溫哥華的長期環保活動家 Eric Doherty 是這麼說的:
「我在心臟病發作時,預計會遭受策略性和有針對性的財產破壞。 我擔心可能會出現隨意「垃圾」的情況; 不幸的是,發生了很多這樣的事。 其中一些看起來很愚蠢,例如倒在安靜小路上的塑膠垃圾桶——亂丟垃圾並不會阻塞交通……這並不是對黑集團策略的譴責。 這是對黑衣人在某一天的所作所為的批評。”
在此基礎上,仍然可以在運動建設和團結的框架內對特定行動進行批評。 同樣強烈的批評需要適用於進步運動的所有策略和所有部門,從選舉政治到非政府組織和勞工運動。
無論許多使用「黑集團」策略的人以及在溫哥華行動中從事破壞財產的人的動機多麼激進且無疑值得稱讚,其結果都是廣泛運動的挫折。
在這篇烏合之眾的文章中,亨德特斷言,“黑塊是一種破壞球戰術,為更主流或創造性的戰術騰出了空間。” 但創造空間的一部分涉及公眾對你的整體訊息的接受程度。 這項行動未能與公眾進行清楚的溝通,公眾的反應絕大多數是厭惡、困惑甚至恐懼。 從數百封寫給編輯的信以及與普通人(甚至是那些傾向於批評奧運會的人)的成百上千次對話中可以明顯看出這一點。
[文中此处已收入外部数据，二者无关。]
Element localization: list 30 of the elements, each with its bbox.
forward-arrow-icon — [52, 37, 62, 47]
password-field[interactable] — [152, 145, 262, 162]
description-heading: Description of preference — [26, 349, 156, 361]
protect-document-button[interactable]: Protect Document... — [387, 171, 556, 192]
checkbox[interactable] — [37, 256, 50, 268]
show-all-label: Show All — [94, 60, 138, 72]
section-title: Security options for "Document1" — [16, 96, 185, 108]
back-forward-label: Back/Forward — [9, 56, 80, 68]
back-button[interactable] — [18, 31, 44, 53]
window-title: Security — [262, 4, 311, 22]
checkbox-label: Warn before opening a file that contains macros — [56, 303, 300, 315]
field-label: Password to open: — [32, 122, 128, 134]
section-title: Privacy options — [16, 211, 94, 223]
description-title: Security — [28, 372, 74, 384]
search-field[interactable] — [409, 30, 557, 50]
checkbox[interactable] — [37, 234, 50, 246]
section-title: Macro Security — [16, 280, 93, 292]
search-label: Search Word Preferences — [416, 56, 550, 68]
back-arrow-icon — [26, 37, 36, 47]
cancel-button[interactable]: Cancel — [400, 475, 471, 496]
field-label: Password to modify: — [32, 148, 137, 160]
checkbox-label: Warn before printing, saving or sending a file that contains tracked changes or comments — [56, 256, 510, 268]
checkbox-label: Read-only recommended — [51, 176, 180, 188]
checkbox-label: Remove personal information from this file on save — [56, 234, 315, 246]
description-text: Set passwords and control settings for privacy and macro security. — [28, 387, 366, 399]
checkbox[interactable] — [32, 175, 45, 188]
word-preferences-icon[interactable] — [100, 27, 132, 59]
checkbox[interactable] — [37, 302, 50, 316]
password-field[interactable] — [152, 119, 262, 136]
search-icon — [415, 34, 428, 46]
這項行動並沒有創造政治空間;而是創造了政治空間。 它關閉了它。 它為溫哥華警方和奧運組織者帶來了公關妙計。 毫無疑問,這在某種程度上是由企業媒體煽動的,但這是完全可以預見的結果。 正如作家兼奧運評論家 Chris Shaw 所說,這是 VAOC 的“夢遺”,因為它有助於證明 1 億美元的安全預算是合理的。 特別是考慮到溫哥華當局拒絕排除使用挑釁者的可能性,我們必須質疑使用本質上使挑釁者更容易滲透的「策略」。
在某些時候和某些地方,破壞財產、破壞甚至武裝抵抗是必要且有效的。 但任何策略的使用都必須源自連貫的策略,並且應該是動員盡可能廣泛的運動的一部分。 有效利用公民抗命就是與你想要爭取的人溝通。 如果他們無法理解你所採取的策略,就會適得其反。
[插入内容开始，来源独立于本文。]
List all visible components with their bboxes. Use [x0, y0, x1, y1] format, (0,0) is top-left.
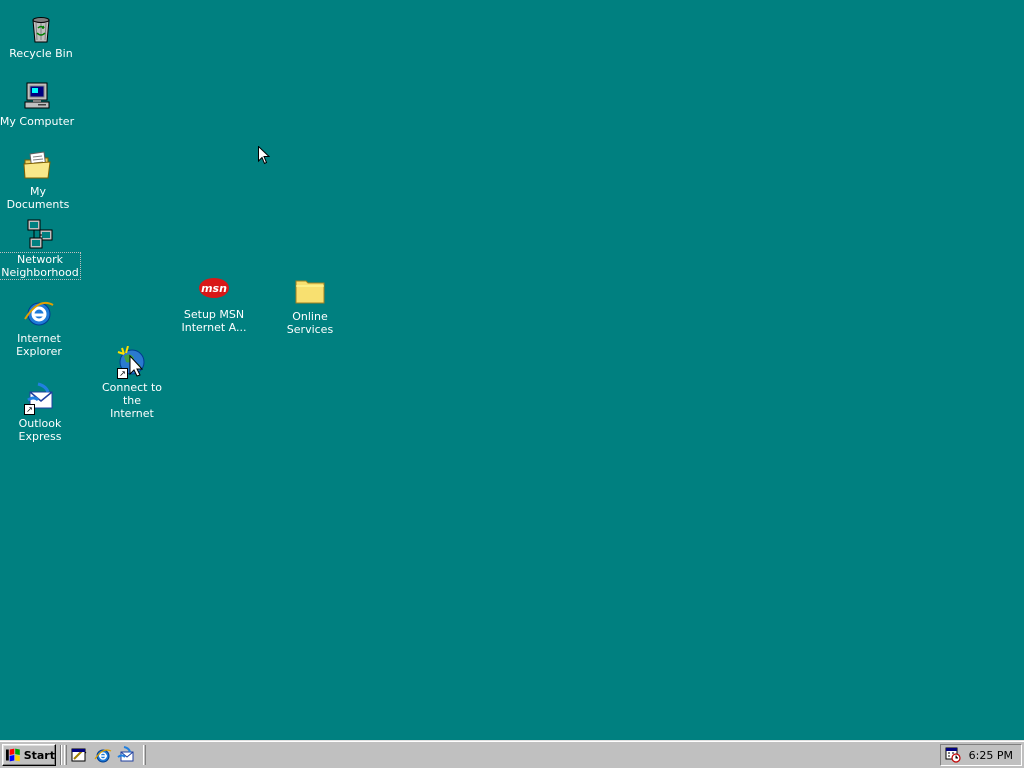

必須坦白說,「尊重策略的多樣性」在今天的左派中已經成為了某種陳腔濫調。 一個健康的左派不應該讓任何陳腔濫調不被質疑。 在溫哥華,它被用來告訴我們中的一些人閉嘴。 我們沒有。 在此基礎上,我希望我們能夠將圍繞策略多樣性的爭論視為溫哥華事件的一個積極成果。
隨著 G8/G20 會議的臨近以及當局承諾建立“多倫多堡壘”,我們所有人都需要能夠充分、坦誠地進行辯論,並且不要害怕在必要時民主地決定排除某些策略。